Le raffinement ne se crie pas, il se ressent. Il se niche dans un linge de maison en lin brodé à la main, dans une œuvre d’art subtilement intégrée, dans une senteur qui évoque un souvenir. Ce sont souvent des éléments presque invisibles, mais essentiels à l’atmosphère. Le vrai luxe ne réside plus dans la valeur marchande d’un objet, mais dans son histoire, son intention, sa capacité à créer une émotion durable.

Quelle place occupe l’artisanat marocain dans cette nouvelle esthétique du luxe ?

L’artisanat n’est plus un simple décor, il est devenu l’ADN même du luxe marocain. Dans un monde saturé de produits standardisés, l’authenticité est devenue la nouvelle rareté. Aujourd’hui, les frontières s’estompent : les artisans deviennent créateurs, les artistes explorent la matière, et les grandes maisons internationales s’inspirent de nos savoir-faire. Le véritable luxe ne consiste plus à posséder un objet, mais à participer à sa création. Notre mission est de remettre l’artisan au centre du processus créatif, de favoriser ces dialogues pour produire des pièces qui ont une âme.
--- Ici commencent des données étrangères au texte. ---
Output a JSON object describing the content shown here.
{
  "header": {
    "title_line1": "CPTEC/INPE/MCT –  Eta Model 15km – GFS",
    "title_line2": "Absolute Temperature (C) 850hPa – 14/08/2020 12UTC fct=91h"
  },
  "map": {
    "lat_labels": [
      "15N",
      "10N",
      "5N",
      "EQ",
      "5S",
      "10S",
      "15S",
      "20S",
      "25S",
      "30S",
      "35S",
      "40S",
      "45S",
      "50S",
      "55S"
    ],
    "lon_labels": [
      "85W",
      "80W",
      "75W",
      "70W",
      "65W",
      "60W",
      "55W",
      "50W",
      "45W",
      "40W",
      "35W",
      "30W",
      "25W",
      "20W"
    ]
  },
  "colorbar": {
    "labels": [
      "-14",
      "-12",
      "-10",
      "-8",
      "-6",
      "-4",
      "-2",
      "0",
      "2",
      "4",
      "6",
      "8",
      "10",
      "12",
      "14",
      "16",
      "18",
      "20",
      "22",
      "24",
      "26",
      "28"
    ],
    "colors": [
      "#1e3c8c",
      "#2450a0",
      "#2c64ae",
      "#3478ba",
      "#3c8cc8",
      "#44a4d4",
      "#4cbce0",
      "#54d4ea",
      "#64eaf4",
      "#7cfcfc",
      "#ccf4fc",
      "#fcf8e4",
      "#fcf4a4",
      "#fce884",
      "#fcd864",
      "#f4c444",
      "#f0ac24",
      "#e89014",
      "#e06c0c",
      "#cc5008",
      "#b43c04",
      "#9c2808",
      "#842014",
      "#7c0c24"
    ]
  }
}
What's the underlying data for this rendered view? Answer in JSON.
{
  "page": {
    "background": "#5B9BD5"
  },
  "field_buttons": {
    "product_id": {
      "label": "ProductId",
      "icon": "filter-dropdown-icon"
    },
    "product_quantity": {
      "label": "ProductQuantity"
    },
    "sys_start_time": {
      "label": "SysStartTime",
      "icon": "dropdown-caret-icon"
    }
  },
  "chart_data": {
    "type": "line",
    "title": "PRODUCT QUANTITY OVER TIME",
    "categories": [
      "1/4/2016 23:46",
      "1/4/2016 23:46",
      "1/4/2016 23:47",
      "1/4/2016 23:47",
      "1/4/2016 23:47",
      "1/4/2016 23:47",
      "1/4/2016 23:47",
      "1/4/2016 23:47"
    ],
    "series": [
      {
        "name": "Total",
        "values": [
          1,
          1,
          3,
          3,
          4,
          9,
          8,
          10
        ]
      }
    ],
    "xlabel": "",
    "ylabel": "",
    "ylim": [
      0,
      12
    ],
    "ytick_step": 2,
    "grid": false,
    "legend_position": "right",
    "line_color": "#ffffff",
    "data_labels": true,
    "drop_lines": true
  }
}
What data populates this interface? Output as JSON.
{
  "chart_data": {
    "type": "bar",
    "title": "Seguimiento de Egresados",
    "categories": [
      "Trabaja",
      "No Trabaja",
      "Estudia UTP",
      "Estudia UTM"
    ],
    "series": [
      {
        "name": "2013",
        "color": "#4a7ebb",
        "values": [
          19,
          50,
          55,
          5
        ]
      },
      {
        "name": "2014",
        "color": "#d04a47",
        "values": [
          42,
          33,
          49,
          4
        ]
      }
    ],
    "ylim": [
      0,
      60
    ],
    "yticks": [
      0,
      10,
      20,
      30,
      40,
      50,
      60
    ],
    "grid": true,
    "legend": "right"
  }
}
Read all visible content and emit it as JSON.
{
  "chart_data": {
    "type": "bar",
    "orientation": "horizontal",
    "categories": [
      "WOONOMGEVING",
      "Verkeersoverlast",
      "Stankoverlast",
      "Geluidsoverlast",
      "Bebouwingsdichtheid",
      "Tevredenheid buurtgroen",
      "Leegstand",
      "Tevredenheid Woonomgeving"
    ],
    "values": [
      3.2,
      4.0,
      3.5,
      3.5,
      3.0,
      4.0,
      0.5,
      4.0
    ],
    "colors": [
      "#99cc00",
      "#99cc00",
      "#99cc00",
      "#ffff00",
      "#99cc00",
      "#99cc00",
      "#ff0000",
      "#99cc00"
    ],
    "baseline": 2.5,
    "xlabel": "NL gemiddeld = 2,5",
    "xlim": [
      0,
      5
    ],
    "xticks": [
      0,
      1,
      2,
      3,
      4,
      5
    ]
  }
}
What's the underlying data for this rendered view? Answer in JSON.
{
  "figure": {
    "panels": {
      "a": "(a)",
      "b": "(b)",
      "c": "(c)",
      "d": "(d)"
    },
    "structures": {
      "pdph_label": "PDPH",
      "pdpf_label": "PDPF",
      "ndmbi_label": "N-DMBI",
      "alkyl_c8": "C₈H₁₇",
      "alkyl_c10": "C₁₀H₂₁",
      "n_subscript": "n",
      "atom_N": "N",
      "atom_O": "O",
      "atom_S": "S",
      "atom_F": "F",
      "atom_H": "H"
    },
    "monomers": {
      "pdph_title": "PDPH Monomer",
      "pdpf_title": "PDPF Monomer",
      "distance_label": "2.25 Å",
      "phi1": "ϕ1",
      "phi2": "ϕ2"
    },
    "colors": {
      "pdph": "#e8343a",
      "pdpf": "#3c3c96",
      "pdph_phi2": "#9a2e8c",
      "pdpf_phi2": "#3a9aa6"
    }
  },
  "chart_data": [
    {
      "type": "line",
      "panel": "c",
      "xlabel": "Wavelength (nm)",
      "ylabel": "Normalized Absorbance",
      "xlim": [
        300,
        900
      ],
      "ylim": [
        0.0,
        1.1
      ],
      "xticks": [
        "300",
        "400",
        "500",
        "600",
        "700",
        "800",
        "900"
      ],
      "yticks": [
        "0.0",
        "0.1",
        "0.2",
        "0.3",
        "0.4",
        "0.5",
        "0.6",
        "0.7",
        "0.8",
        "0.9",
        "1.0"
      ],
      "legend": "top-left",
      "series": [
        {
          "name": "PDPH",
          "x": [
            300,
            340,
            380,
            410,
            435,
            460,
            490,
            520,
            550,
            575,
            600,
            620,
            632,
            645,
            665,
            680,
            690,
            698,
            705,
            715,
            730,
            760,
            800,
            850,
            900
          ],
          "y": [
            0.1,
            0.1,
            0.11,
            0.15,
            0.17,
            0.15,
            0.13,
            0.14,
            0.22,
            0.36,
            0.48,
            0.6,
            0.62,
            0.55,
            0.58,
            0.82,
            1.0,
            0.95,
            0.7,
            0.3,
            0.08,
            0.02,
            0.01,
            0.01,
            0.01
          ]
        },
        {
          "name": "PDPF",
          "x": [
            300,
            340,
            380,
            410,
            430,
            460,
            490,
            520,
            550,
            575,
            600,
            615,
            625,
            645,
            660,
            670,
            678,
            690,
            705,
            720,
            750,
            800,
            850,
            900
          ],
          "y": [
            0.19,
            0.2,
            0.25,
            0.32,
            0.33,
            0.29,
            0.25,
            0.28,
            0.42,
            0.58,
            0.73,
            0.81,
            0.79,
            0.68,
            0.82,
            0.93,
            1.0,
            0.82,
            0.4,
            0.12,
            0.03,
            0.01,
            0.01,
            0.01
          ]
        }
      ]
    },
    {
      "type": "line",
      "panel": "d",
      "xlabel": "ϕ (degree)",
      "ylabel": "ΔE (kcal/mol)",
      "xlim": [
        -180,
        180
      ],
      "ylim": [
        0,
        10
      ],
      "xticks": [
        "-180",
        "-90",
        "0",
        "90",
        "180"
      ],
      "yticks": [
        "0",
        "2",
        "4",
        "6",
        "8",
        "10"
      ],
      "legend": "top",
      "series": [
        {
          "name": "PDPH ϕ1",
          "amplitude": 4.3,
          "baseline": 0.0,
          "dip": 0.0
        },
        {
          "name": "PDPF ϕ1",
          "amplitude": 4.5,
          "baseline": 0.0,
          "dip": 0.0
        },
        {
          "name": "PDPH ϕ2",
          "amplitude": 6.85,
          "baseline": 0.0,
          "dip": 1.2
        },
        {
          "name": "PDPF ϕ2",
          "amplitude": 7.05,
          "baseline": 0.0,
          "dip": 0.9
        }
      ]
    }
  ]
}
L’avenir du luxe marocain se joue là.

À quoi ressemblera la maison marocaine de luxe de demain ?

Elle sera guidée par l’essentiel. L’espace et la lumière en seront les premiers luxes. La technologie y sera présente, mais discrète, intuitive, presque invisible, au service du confort et de la sérénité. Ce sera une maison de réconciliation : entre héritage artisanal et innovation contemporaine, entre identité marocaine profonde et vision universelle de l’habitat. Un lieu pensé pour durer, ressentir et transmettre.